“Yeah, well, if I’d fought harder, maybe your mom wouldn’t be missing. Maybe Deacon wouldn’t be half dead in some six-by-six cell none of us can find. Maybe—”
I interrupt her with the most absurd idea I can think of. “And maybe I’d grow a superpower or two. Anything is possible, Reb, but you can’t live in a world of what-ifs.”
I twist in my chair to face her and make sure she’s looking at me before I continue because it feels really important that she understands what I’m about to say.
“I could sit here making up a million scenarios about what might be different. What if I’d bought into Jeremy’s conspiracy theories years ago? What if I’d listened when you’d tried to tell me things weren’t what they seemed? What if I hadn’t left my mom alone, sleeping, totally vulnerable, while I went to the lab to check things out?” I huff out a tight breath, the weight of all those what-ifs crushing my chest.
“If any of that had happened, everything could be different right now. But it’s not. There’s no going back, no power of time travel. So we just have to work on the problem, you know? We have to deal with what is, not what might have been.”
Rebel sits silent for a long time. She’s totally withdrawn, totally locked inside of herself, and there’s a part of me that wants to break her out, to smash through the walls she’s putting up in self-defense. But I don’t, because I get what she’s going through. With everything I’ve had to process during the last couple days, I never stopped to think that finally discovering the truth, finally learning that she’s been right all along, must be weighing on her.
Feeling alone led her to seek out villains. I won’t let her feel alone ever again.
“You’re right,” she says with a grimace. “Still, sometimes I wish I could be more like you. More like Riley.”
“Riley? You want to be more like your brother?” I ask incredulously. “Okay, who are you and what have you done with my best friend?”

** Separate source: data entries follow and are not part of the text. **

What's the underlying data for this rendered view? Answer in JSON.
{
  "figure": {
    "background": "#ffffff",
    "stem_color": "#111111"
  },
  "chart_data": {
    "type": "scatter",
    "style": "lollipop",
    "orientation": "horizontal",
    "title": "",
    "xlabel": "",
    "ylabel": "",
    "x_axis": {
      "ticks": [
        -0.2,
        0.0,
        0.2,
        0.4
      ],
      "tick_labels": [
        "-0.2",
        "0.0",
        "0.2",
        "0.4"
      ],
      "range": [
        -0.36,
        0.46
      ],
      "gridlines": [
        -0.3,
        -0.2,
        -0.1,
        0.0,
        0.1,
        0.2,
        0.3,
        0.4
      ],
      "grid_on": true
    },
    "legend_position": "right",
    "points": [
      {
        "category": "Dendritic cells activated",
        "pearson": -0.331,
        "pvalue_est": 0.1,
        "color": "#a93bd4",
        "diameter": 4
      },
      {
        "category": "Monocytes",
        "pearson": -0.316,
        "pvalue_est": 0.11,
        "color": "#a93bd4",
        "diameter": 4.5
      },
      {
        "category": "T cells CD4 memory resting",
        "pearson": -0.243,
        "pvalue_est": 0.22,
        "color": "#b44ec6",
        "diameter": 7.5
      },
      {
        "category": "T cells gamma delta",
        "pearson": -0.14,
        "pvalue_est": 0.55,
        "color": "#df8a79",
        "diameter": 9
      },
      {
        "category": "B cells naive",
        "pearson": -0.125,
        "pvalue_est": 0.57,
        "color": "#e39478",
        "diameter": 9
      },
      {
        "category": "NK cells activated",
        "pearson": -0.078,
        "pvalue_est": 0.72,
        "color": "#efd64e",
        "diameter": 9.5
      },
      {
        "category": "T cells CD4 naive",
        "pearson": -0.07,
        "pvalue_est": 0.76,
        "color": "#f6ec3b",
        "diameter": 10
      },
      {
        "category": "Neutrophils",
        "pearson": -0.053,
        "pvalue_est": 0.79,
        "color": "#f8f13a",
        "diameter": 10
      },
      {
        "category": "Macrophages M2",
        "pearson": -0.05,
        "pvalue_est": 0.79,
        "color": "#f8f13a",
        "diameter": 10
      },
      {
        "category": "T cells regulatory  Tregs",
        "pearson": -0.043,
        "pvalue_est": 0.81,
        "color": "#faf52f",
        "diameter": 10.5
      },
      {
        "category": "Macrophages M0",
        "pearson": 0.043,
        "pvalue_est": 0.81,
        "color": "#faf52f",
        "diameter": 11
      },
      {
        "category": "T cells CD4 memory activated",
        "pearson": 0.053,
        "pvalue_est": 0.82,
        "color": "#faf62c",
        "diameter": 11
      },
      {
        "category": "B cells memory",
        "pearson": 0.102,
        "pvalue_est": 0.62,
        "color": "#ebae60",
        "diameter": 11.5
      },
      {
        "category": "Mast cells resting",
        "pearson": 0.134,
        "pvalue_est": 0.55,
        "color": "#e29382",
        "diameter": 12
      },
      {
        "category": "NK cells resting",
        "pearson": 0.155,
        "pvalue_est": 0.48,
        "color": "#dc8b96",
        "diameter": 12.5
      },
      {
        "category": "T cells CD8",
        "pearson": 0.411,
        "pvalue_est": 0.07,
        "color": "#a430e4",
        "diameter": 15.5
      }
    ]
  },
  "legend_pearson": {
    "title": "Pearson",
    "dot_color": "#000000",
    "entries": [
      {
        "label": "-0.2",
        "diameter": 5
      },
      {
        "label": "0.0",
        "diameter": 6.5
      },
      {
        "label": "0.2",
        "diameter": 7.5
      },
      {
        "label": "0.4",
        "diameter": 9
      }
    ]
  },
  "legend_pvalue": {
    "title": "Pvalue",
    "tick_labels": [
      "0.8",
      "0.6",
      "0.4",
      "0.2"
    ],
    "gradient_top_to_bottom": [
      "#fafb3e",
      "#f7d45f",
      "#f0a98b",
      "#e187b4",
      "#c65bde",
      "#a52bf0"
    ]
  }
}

“It may sound crazy, but it’s true. Yeah, my brother drives me nuts, but everything is easy for Riley. The world makes sense to him. He sees the superverse in black and white, good and bad. So do you, Kenna.”
I think back to the supermarket and how nothing seemed black and white anymore. How complicated everything was and how I didn’t know what to think—what to feel—about any of it.
Nothing is easy anymore.
I don’t know where this upside-down path we’re on is headed, and I sure as hell don’t know where it’s going to end up. But I’m certain that Rebel is the one person in all of this who shouldn’t be beating herself up.
“But you were right,” I tell her. “Good isn’t always good, and bad isn’t always bad. You’ve always seen the shades of gray.”
I think about Draven, about what a good guy he is deep down, under the long hair and villain tats and that ridiculously obnoxious smirk. Under his screw-the-world attitude. He may be a total badass, but that doesn’t mean he’s bad. How can he be when he spends so much of his time trying to do the right thing?
“Seeing in black and white is highly overrated,” I say.
She gapes at me. “I never thought I’d hear you say that.”
“Yeah, well, it’s a brave new world, isn’t it? And what do they say about new worlds? Adapt or die?”
She looks at me strangely as she echoes my earlier question. “Who are you, and where’s the real Kenna? What have you done with my best friend?”
“That seems to be the question today, doesn’t it?” I reply with a forced laugh.
Too bad I don’t have an answer anymore.
Chapter 17
“Dude, are you sure this is going to work?” Dante asks.
“Absolutely,” Jeremy answers as we inch forward on our stomachs. “Thanks to the codes on Mr. Malone’s computer, I disabled the villain sensors and the perimeter alarm. There should be an entrance to one of the evacuation tunnels a little bit ahead.”
“Should?” Draven echoes.
“Just how confident are you that there is an evacuation tunnel? It wasn’t on the blueprints,” Rebel hisses at Jeremy.
“Totally confident. There has to be at least one, if not more.” Jeremy squints into the shadows. “I’m, like, eighty percent confident—well, maybe seventy-five percent—that we’ll find it. But—”
“Seventy-five percent?” Draven whisper-yells. “We’re betting my cousin’s life on a seventy-five percent chance that you’re right?”
It’s dark so I can’t see his face, but I can all but feel the anger radiating off him. Not that I blame him. Seventy-five percent odds just aren’t that great, especially when that’s just to get into the facility. God only knows how difficult things will get once we actually set foot in the lab to rescue Deacon.